Увидев, что дядя Лохань собирается уходить, странный парень с правой стороны от ворот внезапно начал обеими руками орудовать палкой и взбивать содержимое ночного горшка, припевая:
– Посмотри, посмотри, что в горшке лежит внутри. Звать меня Ван Хаошань, я подделал договор, объявили, что я вор, а за это приговор. Велено дерьмо мешать, никуда не поспешать…
Дядя Лохань протиснулся на ярмарку, где продавали хлеб только из печи, лепешки, соломенные сандалии. Тут же предлагали свои услуги переписчики, гадатели, рядом побирались нищие, продавали снадобья для поддержания мужской силы, водили дрессированных обезьянок, били в малый гонг торговцы солодовым сахаром, можно было купить фигурные леденцы, глиняных кукол, тут же рассказывали историю про У Суна под аккомпанемент трещоток в форме уток-мандаринок, торговали душистым луком, огурцами и чесноком, частыми гребнями для волос, мундштуками для трубок, вермишелью из бобового крахмала, крысиным ядом, персиками и даже детьми – имелась специальная «детская ярмарка», где у детей, выставленных на продажу, в воротник вставлены были пучки соломы. Черный мул то и дело вскидывал голову, звеня железными удилами. Дядя Лохань беспокоился, чтобы мул не наступил ни на кого, и предупреждал всех криком. Время близилось к полудню, солнце припекало нещадно, он вспотел, нанковая куртка промокла насквозь.
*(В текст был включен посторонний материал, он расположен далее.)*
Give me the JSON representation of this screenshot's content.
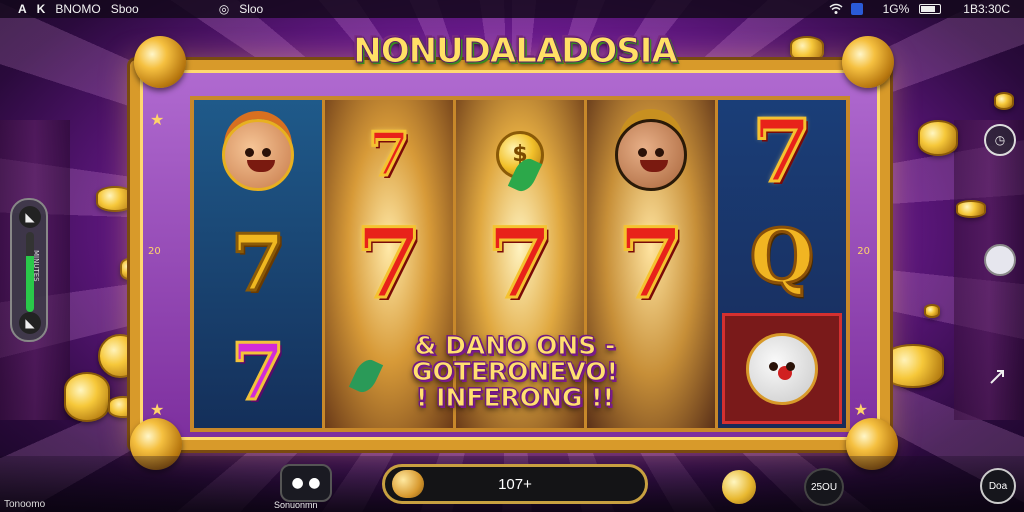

Лю Лохань увидел начальника уезда Цао на курином рынке.
У Цао было красное лицо, глаза навыкате и квадратный рот, над которым росли тонкие усики. Он был одет в темно-синюю суньятсеновку[63], на голове шляпа европейского кроя кофейного цвета, в руках трость. Цао как раз разрешал спор, кругом собралась толпа зевак, и Лю Лохань не рискнул подойти, а вместе с мулом встал позади толпы. Множество голов загораживали обзор и не давали увидеть, что же происходит. Тут дядю Лоханя осенила блестящая идея, он запрыгнул на мула, заняв тем самым выгодную позицию, и теперь ему было отлично все видно.
Начальник уезда Цао был высокого роста, рядом с ним стоял какой-то низенький нахал. Дядя Лохань догадался, что это и есть тот самый господин Янь, о котором говорил солдат. Перед Цао Мэнцзю, обливаясь потом, стояли два мужчины и одна женщина. У женщины по лицу тек не только пот, но и слезы, а у ее ног сидела жирная старая курица.
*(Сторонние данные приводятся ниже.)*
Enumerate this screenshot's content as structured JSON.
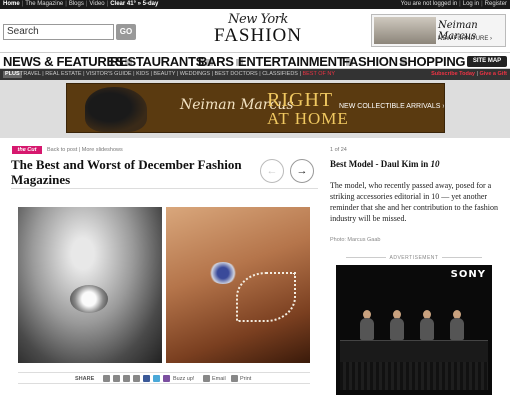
{
  "topbar": {
    "home": "Home",
    "magazine": "The Magazine",
    "blogs": "Blogs",
    "video": "Video",
    "weather": "Clear 41° » 5-day",
    "login_status": "You are not logged in",
    "login": "Log in",
    "register": "Register"
  },
  "header": {
    "search_value": "Search",
    "go_label": "GO",
    "logo_top": "New York",
    "logo_bottom": "FASHION",
    "ad": {
      "brand": "Neiman Marcus",
      "tagline": "NEW FURNITURE ›"
    }
  },
  "nav": {
    "items": [
      "NEWS & FEATURES",
      "RESTAURANTS",
      "BARS",
      "ENTERTAINMENT",
      "FASHION",
      "SHOPPING"
    ],
    "sitemap": "SITE MAP"
  },
  "subnav": {
    "plus": "PLUS",
    "links": "TRAVEL | REAL ESTATE | VISITOR'S GUIDE | KIDS | BEAUTY | WEDDINGS | BEST DOCTORS | CLASSIFIEDS |",
    "best": "BEST OF NY",
    "subscribe": "Subscribe Today",
    "gift": "Give a Gift"
  },
  "banner": {
    "brand": "Neiman Marcus",
    "headline1": "RIGHT",
    "headline2": "AT HOME",
    "cta": "NEW COLLECTIBLE ARRIVALS ›"
  },
  "article": {
    "badge": "the Cut",
    "back": "Back to post",
    "more": "More slideshows",
    "title": "The Best and Worst of December Fashion Magazines",
    "share_label": "SHARE",
    "buzz": "Buzz up!",
    "email": "Email",
    "print": "Print"
  },
  "slide": {
    "counter": "1 of 24",
    "title_pre": "Best Model - Daul Kim in",
    "title_mag": "10",
    "description": "The model, who recently passed away, posed for a striking accessories editorial in 10 — yet another reminder that she and her contribution to the fashion industry will be missed.",
    "credit": "Photo: Marcus Gaab"
  },
  "ad": {
    "label": "ADVERTISEMENT",
    "brand": "SONY"
  }
}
– Господин Неподкупный, – обливалась слезами женщина, – у моей свекрови маточное кровотечение, денег на лекарства нет, хотели продать эту старую несушку… А он говорит, что курица его…
– Курица моя! Эта женщина врет! Если господин начальник мне не верит, то мой сосед подтвердит.
Глава уезда Цао ткнул пальцем в мужика в круглой шапочке:
– Можешь подтвердить?
– Господин начальник уезда, я – сосед У Третьего, эта курица каждый день забегала к нам во двор и клевала зерно, которое мы давали своим курам. Жена была недовольна!
У женщины задергалось лицо, она не могла вымолвить ни слова, закрыла лицо руками и громко разрыдалась.
Глава уезда Цао снял шляпу, покрутил на среднем пальце и снова надел, затем спросил У Третьего:
– Чем ты сегодня кормил своих кур?
У Третий повращал глазами и ответил:
– Мякиной и отрубями.
Его низкорослый сосед закивал:
– Это правда, я заходил к нему одолжить топор и лично видел, как его жена мешала корм для кур.
Глава уезда Цао спросил плачущую женщину:
– Не реви, лучше ответь, чем ты сегодня кормила свою курицу?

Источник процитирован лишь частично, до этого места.